You already know what a substitution is — a mapping from variables to terms — and you know that unification is the process of finding a substitution that makes two terms syntactically identical. For example, the terms f(x, b) and f(a, y) can be unified by the substitution {x ↦ a, y ↦ b}, because applying it gives f(a, b) and f(a, b). But there may be many unifiers: {x ↦ a, y ↦ b, z ↦ c} also works if z doesn't appear in either term. The most general unifier is the one that commits the least — the one that makes the minimum number of additional assignments.
Formally, θ is a most general unifier (MGU) of s and t if (1) θ(s) = θ(t) (it is a unifier), and (2) every other unifier σ factors through θ: there exists a substitution λ such that σ = λ ∘ θ. In other words, any unifier is an "instance" of the MGU obtained by further specializing it. The MGU preserves the most freedom — it unifies just enough and no more. For f(x, b) and f(a, y), the MGU is {x ↦ a, y ↦ b} exactly. A substitution like {x ↦ a, y ↦ b, x ↦ a} with redundant bindings is the same MGU up to trivialities; what you *cannot* have in an MGU is {x ↦ a, y ↦ b, z ↦ c} when z is unconstrained — that adds information not required for unification.

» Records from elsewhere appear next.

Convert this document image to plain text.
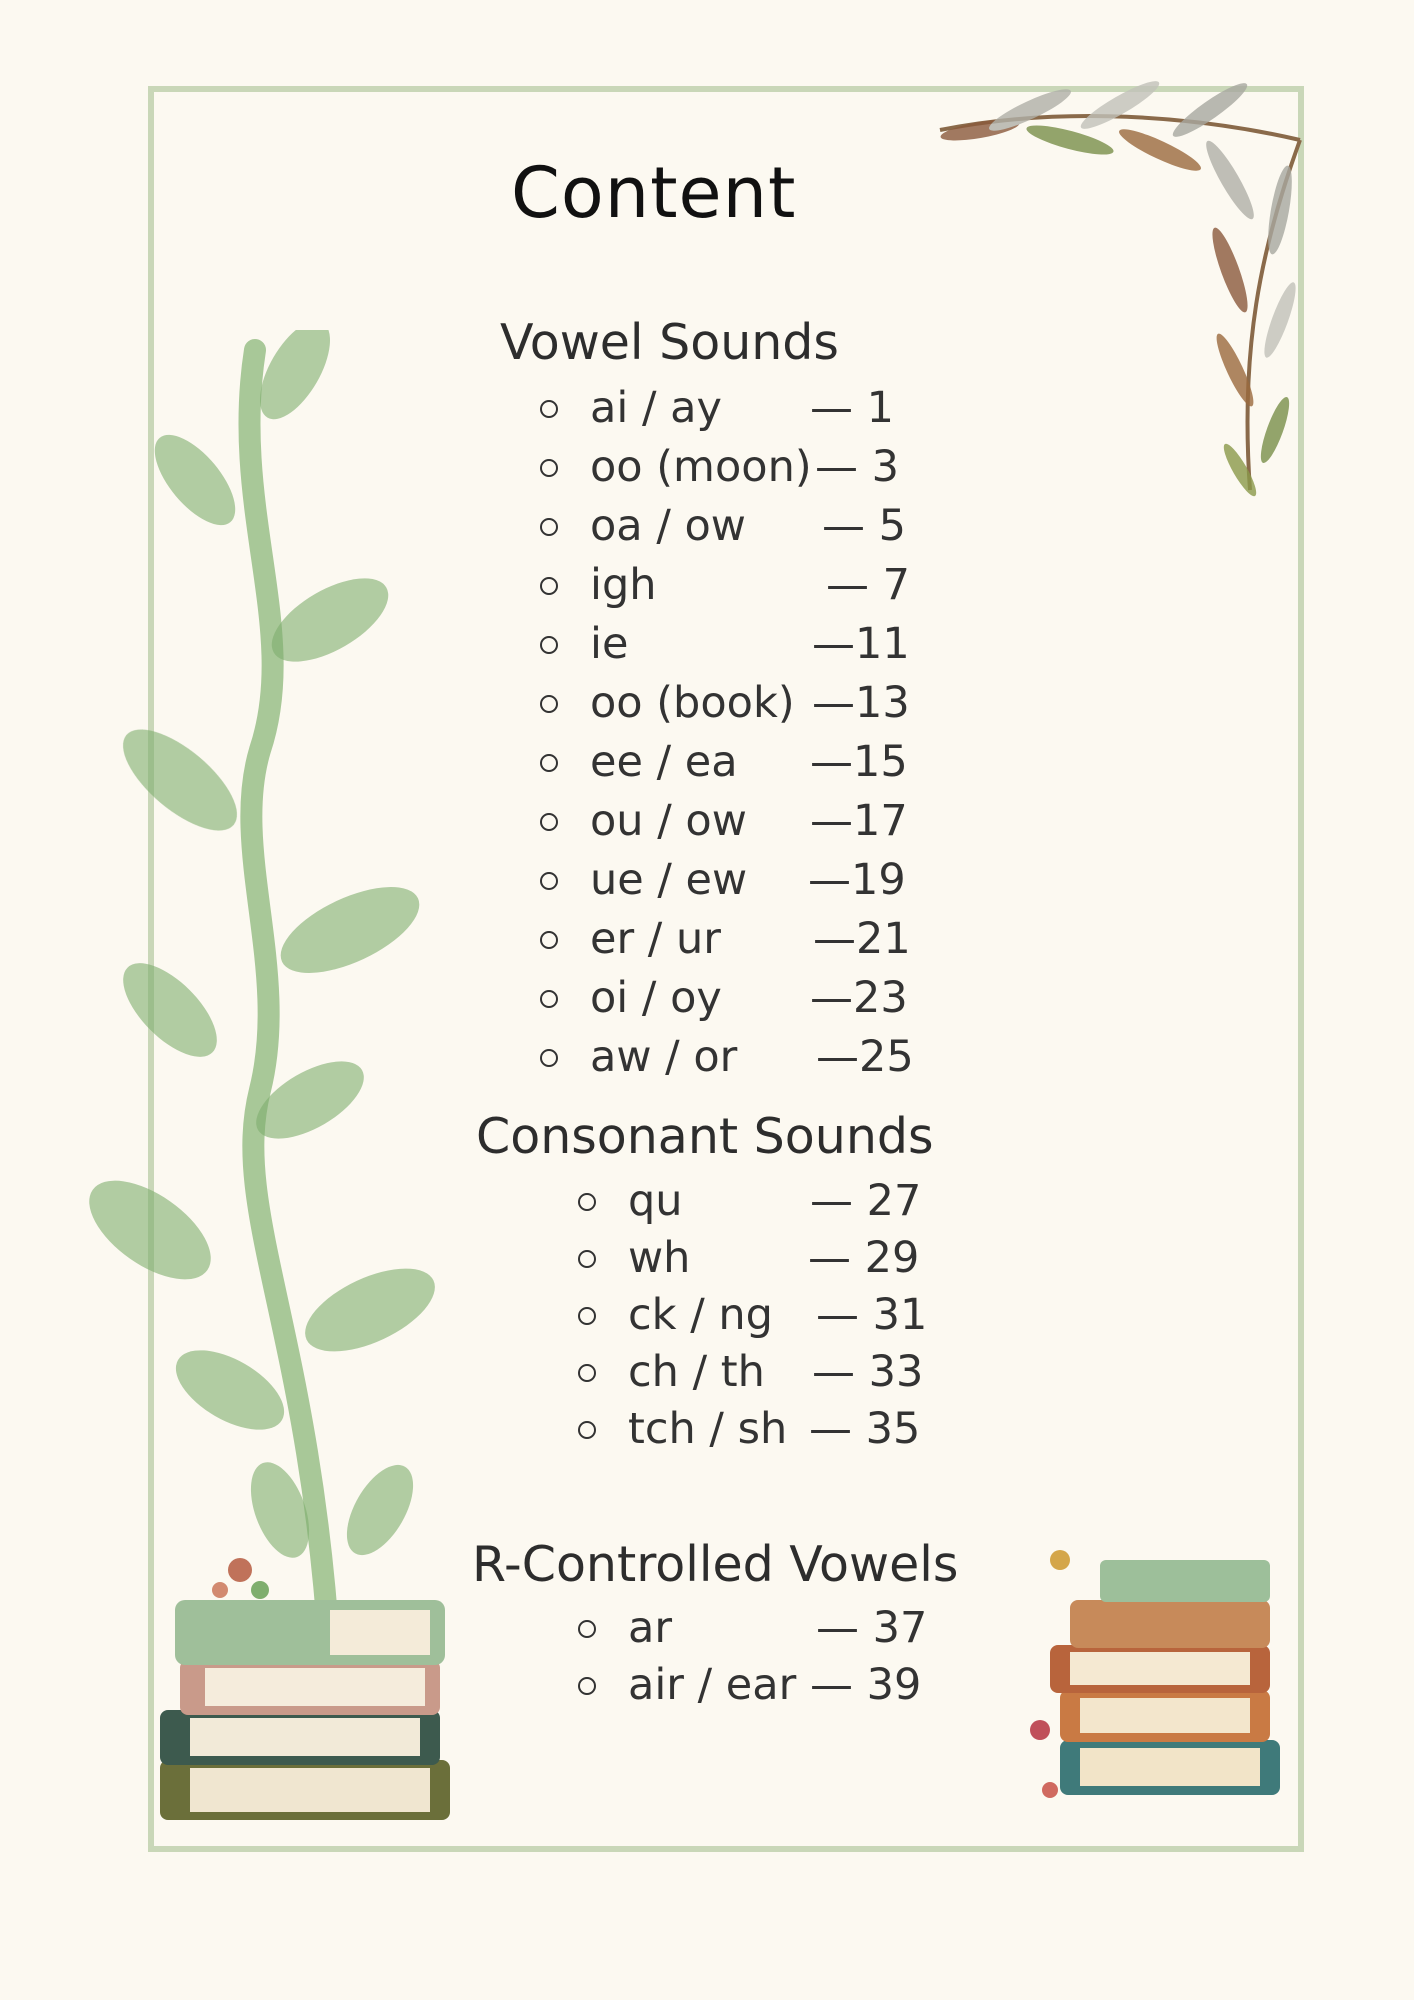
Content
Vowel Sounds
ai / ay — 1
oo (moon) — 3
oa / ow — 5
igh	— 7
ie	—11
oo (book) —13
ee / ea —15
ou / ow —17
ue / ew —19
er / ur —21
oi / oy —23
aw / or —25
Consonant Sounds
qu	— 27
wh	— 29
ck / ng — 31
ch / th — 33
tch / sh — 35
R-Controlled Vowels
ar	— 37
air / ear — 39
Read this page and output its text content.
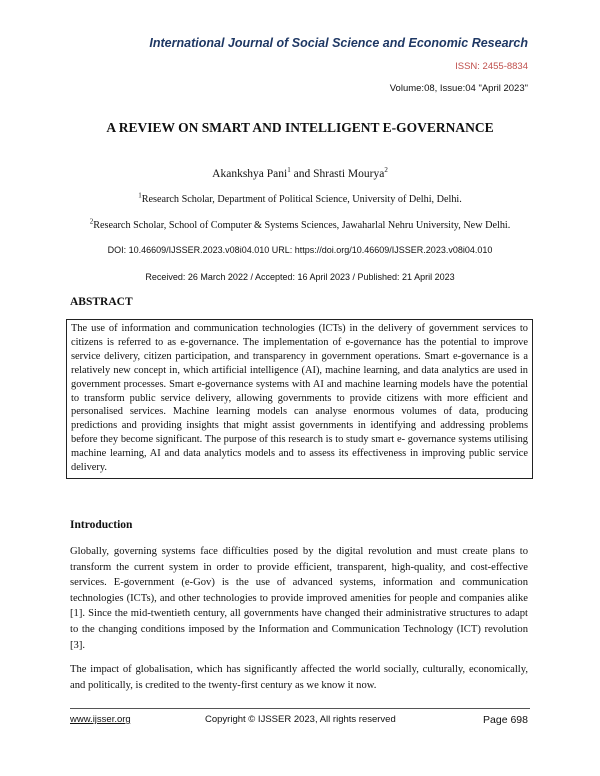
International Journal of Social Science and Economic Research
ISSN: 2455-8834
Volume:08, Issue:04 "April 2023"
A REVIEW ON SMART AND INTELLIGENT E-GOVERNANCE
Akankshya Pani$^1$ and Shrasti Mourya$^2$
$^1$Research Scholar, Department of Political Science, University of Delhi, Delhi.
$^2$Research Scholar, School of Computer & Systems Sciences, Jawaharlal Nehru University, New Delhi.
DOI: 10.46609/IJSSER.2023.v08i04.010 URL: https://doi.org/10.46609/IJSSER.2023.v08i04.010
Received: 26 March 2022 / Accepted: 16 April 2023 / Published: 21 April 2023
ABSTRACT
The use of information and communication technologies (ICTs) in the delivery of government services to citizens is referred to as e-governance. The implementation of e-governance has the potential to improve service delivery, citizen participation, and transparency in government operations. Smart e-governance is a relatively new concept in, which artificial intelligence (AI), machine learning, and data analytics are used in government processes. Smart e-governance systems with AI and machine learning models have the potential to transform public service delivery, allowing governments to provide citizens with more efficient and personalised services. Machine learning models can analyse enormous volumes of data, producing predictions and providing insights that might assist governments in identifying and addressing problems before they become significant. The purpose of this research is to study smart e- governance systems utilising machine learning, AI and data analytics models and to assess its effectiveness in improving public service delivery.
Introduction
Globally, governing systems face difficulties posed by the digital revolution and must create plans to transform the current system in order to provide efficient, transparent, high-quality, and cost-effective services. E-government (e-Gov) is the use of advanced systems, information and communication technologies (ICTs), and other technologies to provide improved amenities for people and companies alike [1]. Since the mid-twentieth century, all governments have changed their administrative structures to adapt to the changing conditions imposed by the Information and Communication Technology (ICT) revolution [3].
The impact of globalisation, which has significantly affected the world socially, culturally, economically, and politically, is credited to the twenty-first century as we know it now.
www.ijsser.org	Copyright © IJSSER 2023, All rights reserved	Page 698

Martelli and Montanari's algorithm (and the earlier Robinson unification algorithm) compute the MGU systematically: decompose the unification problem into a set of equations, repeatedly applying rules like "both terms are the same constant — remove the equation" or "variable x appears on one side — substitute x throughout." The occurs check is the critical safety test: before substituting x ↦ t, verify that x does not appear in t. Without this check, you could create a circular binding like x ↦ f(x), which has no finite solution. With the occurs check, the algorithm terminates and either produces an MGU or reports failure (no unifier exists).
The MGU is the engine of resolution-based theorem proving. The resolution rule takes two clauses, finds a literal in one that is the negation of a literal in the other, and cancels them — but for first-order logic, the two literals may not match syntactically. The MGU bridges this gap: it is the substitution that makes the two literals match, and applying it to the full clauses gives the resolvent. For example, resolving P(x) and ¬P(f(a)) requires unifying x with f(a) via {x ↦ f(a)}, giving the MGU that makes resolution possible. Using the MGU (rather than any specific unifier) ensures the resolvent is as general as possible — no unnecessary commitments about the values of other variables.
The uniqueness property (up to variable renaming) is what makes the MGU well-defined as an algorithm output. There isn't an arbitrary choice being made — the MGU is a canonical object. This is why unification-based inference systems are deterministic in their inference steps, even though they may explore many branches in proof search. Every step in the resolution refutation has a unique MGU, and the proof's correctness doesn't depend on which renaming you use.